Leçons d’humour
HUMBEECK Bruno, Ed. Mols, 2017, 271 p.
Manquer d’aptitude à supporter toute forme de drôlerie est considéré comme une tare sociale, une faiblesse psychologique, voire une infirmité.
Pourtant, l’humour n’est pas exempt de toute charge agressive et peut provoquer le pire comme le meilleur. Entre la moquerie qui tue et la plaisanterie qui relève, il peut tout autant exclure qu’inclure, anéantir que construire, permettre à l’opprimé de résister autant qu’au dominant de l’écraser. Un sourire sardonique et un éclat de rire diabolique peuvent assombrir, là où un beau sourire éclaire un visage et un véritable rire l’illuminer.

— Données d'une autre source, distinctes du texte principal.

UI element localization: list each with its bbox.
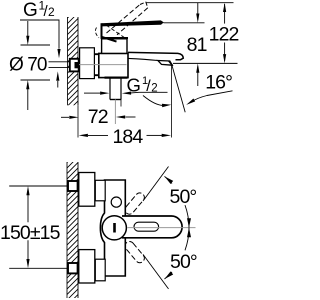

La délicatesse et la bienveillance sont les indispensables ingrédients du lubrifiant social qu’il prétend être, évitant alors qu’il ne soit perverti en humiliation, blessure ou exclusion.
Le bébé ne naît pas fondamentalement pleurnichard ou rieur. Il se construit dans l’interaction avec son entourage. Il apprend très vite à distinguer les vrais sourires des grimaces qui tentent de les singer. Ce fut pendant longtemps, un réflexe de survie, tant cette authenticité ou cette hypocrisie induit chez lui une confiance ou une défiance à l’égard des adultes dont il dépend totalement. C’est le bain éducatif affectif et sécurisant dans lequel il grandit qui cultive et entretient son sourire. Le glissement du sourire authentique et spontané vers celui à signification sociale, policé par la régulation normative relève bien d’un apprentissage culturel.
Assouplir une vie raidie, mettre des rondeurs, ôter un peu de gravité, délester du poids du chagrin, réduire les tensions, favoriser l’expression émotionnelle… autant d’atouts encourageant à cultiver l’humour. Pour autant, si l’utiliser contre les dominants est toujours drôle, en faire une arme de pouvoir et de soumission pour rabaisser et railler les plus faibles est toujours lâche.